The net proceeds from the Private Placement will be used to (i) accelerate development of higher-capacity battery variants (first 28-layer and then targeted 43-layer), (ii) step up sales and marketing activities, (iii) strengthen the Company’s financial flexibility and (iv) for general corporate purposes. While the Company anticipates that agreements with partners (strategic and customers) will contribute towards coverage of the Company’s cash expenses, there is a risk in terms of timing of such agreements.

Certain investors had, subject to customary conditions, committed to fully underwrite the Private Placement pursuant to an underwriting agreement entered into with the Company on 10 April 2025 (the “UWA”) (the “Underwriters”). A total underwriting fee equal to 4.5% of the underwriting commitment will be payable by the Company to the Underwriters in the form of 2,250,000 new shares in the Company at the Offer Price (the "Underwriting Shares").

The share capital increases associated with the Private Placement and the Underwriting Shares have been resolved by the board of directors (the “Board”) pursuant to an authorization granted by the Company's general meeting held on 11 February 2025 (the "Authorization").
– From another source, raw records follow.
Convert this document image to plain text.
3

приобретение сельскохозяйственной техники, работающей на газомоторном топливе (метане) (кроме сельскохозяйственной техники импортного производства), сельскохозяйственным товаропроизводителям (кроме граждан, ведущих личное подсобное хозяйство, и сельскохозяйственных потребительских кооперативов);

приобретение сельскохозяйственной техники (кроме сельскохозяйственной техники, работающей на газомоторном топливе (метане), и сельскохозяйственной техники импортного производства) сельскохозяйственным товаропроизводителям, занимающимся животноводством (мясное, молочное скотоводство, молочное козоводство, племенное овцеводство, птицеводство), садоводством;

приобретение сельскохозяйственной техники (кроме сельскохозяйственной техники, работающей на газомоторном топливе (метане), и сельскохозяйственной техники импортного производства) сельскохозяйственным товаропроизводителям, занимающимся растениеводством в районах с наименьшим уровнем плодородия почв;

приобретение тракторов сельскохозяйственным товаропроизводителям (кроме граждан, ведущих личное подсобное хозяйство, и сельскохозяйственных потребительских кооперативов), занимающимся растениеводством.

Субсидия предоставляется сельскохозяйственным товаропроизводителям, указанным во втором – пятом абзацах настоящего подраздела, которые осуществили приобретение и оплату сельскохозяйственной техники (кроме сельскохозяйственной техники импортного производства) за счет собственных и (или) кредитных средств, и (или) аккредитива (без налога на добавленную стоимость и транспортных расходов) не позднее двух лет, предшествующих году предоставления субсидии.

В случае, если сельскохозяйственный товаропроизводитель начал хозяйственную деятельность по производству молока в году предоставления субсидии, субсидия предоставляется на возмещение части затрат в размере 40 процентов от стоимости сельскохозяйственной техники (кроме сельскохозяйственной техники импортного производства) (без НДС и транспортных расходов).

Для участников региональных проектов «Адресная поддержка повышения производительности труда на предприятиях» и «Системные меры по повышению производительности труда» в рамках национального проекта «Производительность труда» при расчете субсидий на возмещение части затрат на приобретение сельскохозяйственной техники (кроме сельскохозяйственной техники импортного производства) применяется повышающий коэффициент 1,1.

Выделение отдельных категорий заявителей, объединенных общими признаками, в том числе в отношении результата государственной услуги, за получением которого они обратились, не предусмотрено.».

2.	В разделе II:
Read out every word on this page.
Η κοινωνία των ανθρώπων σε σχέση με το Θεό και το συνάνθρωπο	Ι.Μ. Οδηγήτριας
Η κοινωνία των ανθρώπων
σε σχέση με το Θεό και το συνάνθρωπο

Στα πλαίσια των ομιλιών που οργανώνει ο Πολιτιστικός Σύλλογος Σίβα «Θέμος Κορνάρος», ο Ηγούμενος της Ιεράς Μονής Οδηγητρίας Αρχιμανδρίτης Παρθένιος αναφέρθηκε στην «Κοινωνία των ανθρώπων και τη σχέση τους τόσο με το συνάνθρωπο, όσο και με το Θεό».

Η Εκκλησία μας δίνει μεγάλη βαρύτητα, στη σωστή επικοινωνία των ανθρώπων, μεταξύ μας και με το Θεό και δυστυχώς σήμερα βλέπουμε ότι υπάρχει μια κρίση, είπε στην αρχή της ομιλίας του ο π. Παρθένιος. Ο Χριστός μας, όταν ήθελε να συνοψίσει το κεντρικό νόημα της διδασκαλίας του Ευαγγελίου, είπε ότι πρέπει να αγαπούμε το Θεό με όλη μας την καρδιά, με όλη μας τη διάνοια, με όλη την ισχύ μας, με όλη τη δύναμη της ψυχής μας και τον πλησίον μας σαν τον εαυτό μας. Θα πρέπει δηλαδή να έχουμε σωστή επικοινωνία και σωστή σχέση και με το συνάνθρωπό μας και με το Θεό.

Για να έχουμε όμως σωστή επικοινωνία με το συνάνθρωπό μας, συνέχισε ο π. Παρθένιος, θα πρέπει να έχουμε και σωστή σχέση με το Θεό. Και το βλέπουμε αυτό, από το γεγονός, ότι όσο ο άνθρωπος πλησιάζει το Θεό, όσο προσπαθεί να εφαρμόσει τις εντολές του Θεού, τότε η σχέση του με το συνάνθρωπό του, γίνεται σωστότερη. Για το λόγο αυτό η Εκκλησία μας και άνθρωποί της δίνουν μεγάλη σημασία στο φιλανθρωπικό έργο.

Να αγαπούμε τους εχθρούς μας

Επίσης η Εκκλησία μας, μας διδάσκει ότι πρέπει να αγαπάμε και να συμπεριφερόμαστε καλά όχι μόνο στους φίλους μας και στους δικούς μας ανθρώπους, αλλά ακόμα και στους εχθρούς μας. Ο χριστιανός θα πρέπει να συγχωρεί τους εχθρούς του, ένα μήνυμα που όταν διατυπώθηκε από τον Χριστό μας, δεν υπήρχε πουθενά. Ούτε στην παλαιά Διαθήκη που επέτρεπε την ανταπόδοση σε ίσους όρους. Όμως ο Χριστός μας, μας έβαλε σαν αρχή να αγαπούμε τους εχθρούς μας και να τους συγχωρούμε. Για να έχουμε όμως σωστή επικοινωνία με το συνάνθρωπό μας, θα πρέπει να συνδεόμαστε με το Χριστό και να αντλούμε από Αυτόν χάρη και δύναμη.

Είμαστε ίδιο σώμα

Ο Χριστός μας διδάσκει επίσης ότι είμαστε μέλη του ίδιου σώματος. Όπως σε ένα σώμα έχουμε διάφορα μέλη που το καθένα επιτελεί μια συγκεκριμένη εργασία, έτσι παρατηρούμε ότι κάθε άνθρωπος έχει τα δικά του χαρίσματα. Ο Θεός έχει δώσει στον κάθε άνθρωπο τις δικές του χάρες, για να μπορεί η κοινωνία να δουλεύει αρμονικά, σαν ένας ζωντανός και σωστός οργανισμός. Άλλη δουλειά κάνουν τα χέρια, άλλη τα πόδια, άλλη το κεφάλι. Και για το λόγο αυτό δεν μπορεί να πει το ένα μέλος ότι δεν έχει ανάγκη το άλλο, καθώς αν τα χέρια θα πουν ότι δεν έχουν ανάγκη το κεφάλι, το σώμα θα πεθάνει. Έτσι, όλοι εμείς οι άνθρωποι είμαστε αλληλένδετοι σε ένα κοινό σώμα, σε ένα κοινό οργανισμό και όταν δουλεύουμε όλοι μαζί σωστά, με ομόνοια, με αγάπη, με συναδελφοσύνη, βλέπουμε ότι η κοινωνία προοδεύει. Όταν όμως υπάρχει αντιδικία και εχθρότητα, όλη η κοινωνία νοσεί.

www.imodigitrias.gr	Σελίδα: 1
Completion of the Private Placement is otherwise subject to the said share capital increases being validly registered with the Norwegian Register of Business Enterprises and the allocated Offer Shares and Underwriting Shares being validly issued and registered in the Norwegian Central Securities Depository Euronext Securities Oslo (“VPS”) and the UWA and the Share Lending Agreement (as defined below) remaining in full force and effect.